A judge dismissed McHenry County State's Attorney Louis Bianchi's federal lawsuit against the special prosecutors who put him on trial twice, but gave Bianchi 28 days to file the suit again.
About a year ago, Bianchi filed the lawsuit against Thomas McQueen and the other special prosecutor appointed to investigate him, Henry Tonigan, saying that they were motivated by politics and money.
Tonigan has since settled, agreeing to pay $157,500 but not admitting any fault.
Last week, U.S. District Judge Robert M. Dow Jr. dismissed the suit, with reasons that include immunity for prosecutors.
There is a downside to that immunity in that "genuinely wronged" defendants have no redress, Dow said, but putting limitations on it would prevent prosecutors from doing their jobs.
Dow also said that the complaint does not allege that McQueen was retaliating against Bianchi, Dow said.
Instead, it says that Bianchi's Republican opponents wanted to unseat him, but not why McQueen, who was appointed by a judge, is one of those opponents, Dow said.
"In fact, the complaint is devoid of any allegation that either Tonigan or McQueen (or any other Defendant) even knew any of the Plaintiffs prior to their appointment by Judge Graham, much less had any political axe to grind."

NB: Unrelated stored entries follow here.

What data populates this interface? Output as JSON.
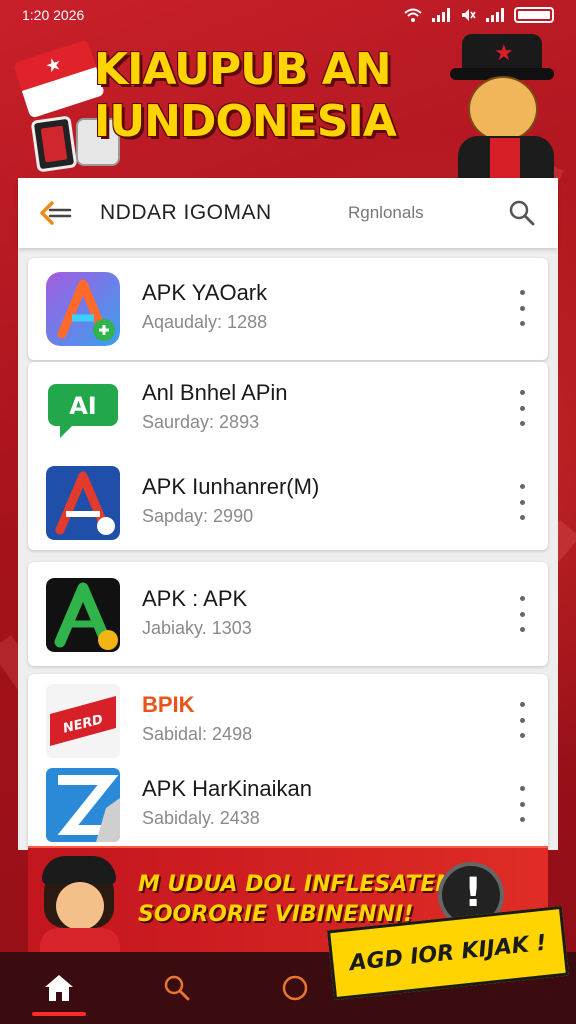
{
  "status_bar": {
    "time": "1:20 2026"
  },
  "banner": {
    "title_line1": "KIAUPUB AN",
    "title_line2": "IUNDONESIA"
  },
  "toolbar": {
    "title": "NDDAR IGOMAN",
    "sort_label": "Rgnlonals"
  },
  "apps": [
    {
      "name": "APK YAOark",
      "meta": "Aqaudaly: 1288",
      "icon": "gradient-a-icon"
    },
    {
      "name": "Anl Bnhel APin",
      "meta": "Saurday: 2893",
      "icon": "green-chat-icon"
    },
    {
      "name": "APK Iunhanrer(M)",
      "meta": "Sapday: 2990",
      "icon": "blue-a-icon"
    },
    {
      "name": "APK : APK",
      "meta": "Jabiaky. 1303",
      "icon": "green-a-icon"
    },
    {
      "name": "BPIK",
      "meta": "Sabidal: 2498",
      "icon": "red-tag-icon",
      "name_color": "#e8541c"
    },
    {
      "name": "APK HarKinaikan",
      "meta": "Sabidaly. 2438",
      "icon": "blue-z-icon"
    }
  ],
  "promo": {
    "line1": "M UDUA DOL INFLESATEN",
    "line2": "SOORORIE VIBINENNI!"
  },
  "cta": {
    "label": "AGD IOR KIJAK !"
  },
  "nav": [
    "home-icon",
    "search-icon",
    "circle-icon"
  ],
  "colors": {
    "accent": "#ffd400",
    "brand_red": "#c8202a",
    "nav_bg": "#3a0c10",
    "nav_active": "#ff2a2a"
  }
}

IN 2009, McHenry County Judge Gordon Graham appointed Tonigan and McQueen to investigate claims by Bianchi’s former secretary that he had her do campaign work for him on taxpayer time.
A special grand jury handed up 21 corruption counts against Bianchi, and six against his secretary, Joyce Synek. Graham authorized Tonigan and McQueen to expand their investigation, which resulted in three more charges against Bianchi and one each against state’s attorney investigators Ron Salgado and Michael McCleary.
Over the course of two bench trials, a Winnebago County judge acquitted Bianchi and Synek of all charges without the defense having to call a single witness.
The judge also threw out charges against Salgado and McCleary.